I've been keeping up with the comments and looking at documentation, still not luck with this. Being so new with rclone makes it harder for me.

Sorry when I saw C:\ I thought you were copying from a local system.

Is the "cloud remote" an S3 compatible bucket? If not, I would look at command tools by your provider to analyze for dates. This is not as much an RClone issue as a source provider question.

S3 compatible bucket files contain a "last modified date" which could be used but I have no idea what capabilities your source data has.

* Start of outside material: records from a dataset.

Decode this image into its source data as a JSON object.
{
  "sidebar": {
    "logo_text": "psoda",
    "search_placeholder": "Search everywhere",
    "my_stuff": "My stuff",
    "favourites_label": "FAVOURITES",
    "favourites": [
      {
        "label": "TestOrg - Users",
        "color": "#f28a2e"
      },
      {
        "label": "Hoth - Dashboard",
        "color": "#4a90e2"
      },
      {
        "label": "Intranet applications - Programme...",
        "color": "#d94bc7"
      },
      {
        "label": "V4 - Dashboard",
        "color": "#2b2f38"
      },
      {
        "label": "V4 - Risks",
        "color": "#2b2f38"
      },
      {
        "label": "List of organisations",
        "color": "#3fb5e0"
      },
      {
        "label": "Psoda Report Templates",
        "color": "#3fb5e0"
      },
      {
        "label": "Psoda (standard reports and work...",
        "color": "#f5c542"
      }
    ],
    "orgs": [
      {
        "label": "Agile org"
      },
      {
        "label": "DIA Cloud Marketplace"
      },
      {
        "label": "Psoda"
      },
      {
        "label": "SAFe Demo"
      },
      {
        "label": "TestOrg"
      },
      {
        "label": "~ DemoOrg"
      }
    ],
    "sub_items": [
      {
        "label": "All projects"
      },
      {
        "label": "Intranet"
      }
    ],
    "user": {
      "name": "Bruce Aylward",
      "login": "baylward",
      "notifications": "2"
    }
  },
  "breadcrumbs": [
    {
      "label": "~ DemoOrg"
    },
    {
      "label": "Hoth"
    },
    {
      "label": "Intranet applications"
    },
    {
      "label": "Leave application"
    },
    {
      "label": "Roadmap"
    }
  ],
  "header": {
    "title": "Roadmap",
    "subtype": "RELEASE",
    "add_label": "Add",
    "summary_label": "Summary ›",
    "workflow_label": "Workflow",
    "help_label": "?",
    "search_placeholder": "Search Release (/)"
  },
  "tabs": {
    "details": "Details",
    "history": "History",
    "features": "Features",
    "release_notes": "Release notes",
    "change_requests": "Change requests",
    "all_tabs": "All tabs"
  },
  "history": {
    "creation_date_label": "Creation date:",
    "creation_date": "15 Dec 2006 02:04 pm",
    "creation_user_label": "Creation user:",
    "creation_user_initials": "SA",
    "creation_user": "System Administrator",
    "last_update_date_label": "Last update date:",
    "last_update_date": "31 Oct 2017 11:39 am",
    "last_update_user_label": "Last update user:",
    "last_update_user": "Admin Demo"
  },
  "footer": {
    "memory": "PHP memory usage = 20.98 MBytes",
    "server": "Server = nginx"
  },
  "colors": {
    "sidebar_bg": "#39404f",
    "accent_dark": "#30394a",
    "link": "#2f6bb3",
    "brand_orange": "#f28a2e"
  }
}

If you search all files remotely, yes it will be slow. Here is an example of data S3 can provide you about the object.

{
    "Contents": [
        {
            "Key": "dir1/ft1.txt",
            "LastModified": "2021-07-10T20:28:18+00:00",
            "ETag": "\"d41d8cd98f00b204e9800998ecf8427e\"",
            "Size": 0,
            "StorageClass": "STANDARD"
        }
    ]
}

The rclone lsd command is essential an aws s3 ls without recursion.

AWS bucket contents are stored by full name. A parent directory is known as a prefix. The prefix doesn't have a date like a Windows or Linux system have.

You may be one level down from where you should be. Your source data should have an API to get you the current file(s). If not you may have to explore how to get that and then figure out if one of the RClone filters will give you the parent prefix.

Also -- if the source is a real-time system you probably want to get the next-to-last item so you don't try and copy something partial that is being created.

Good luck.

This topic was automatically closed 60 days after the last reply. New replies are no longer allowed.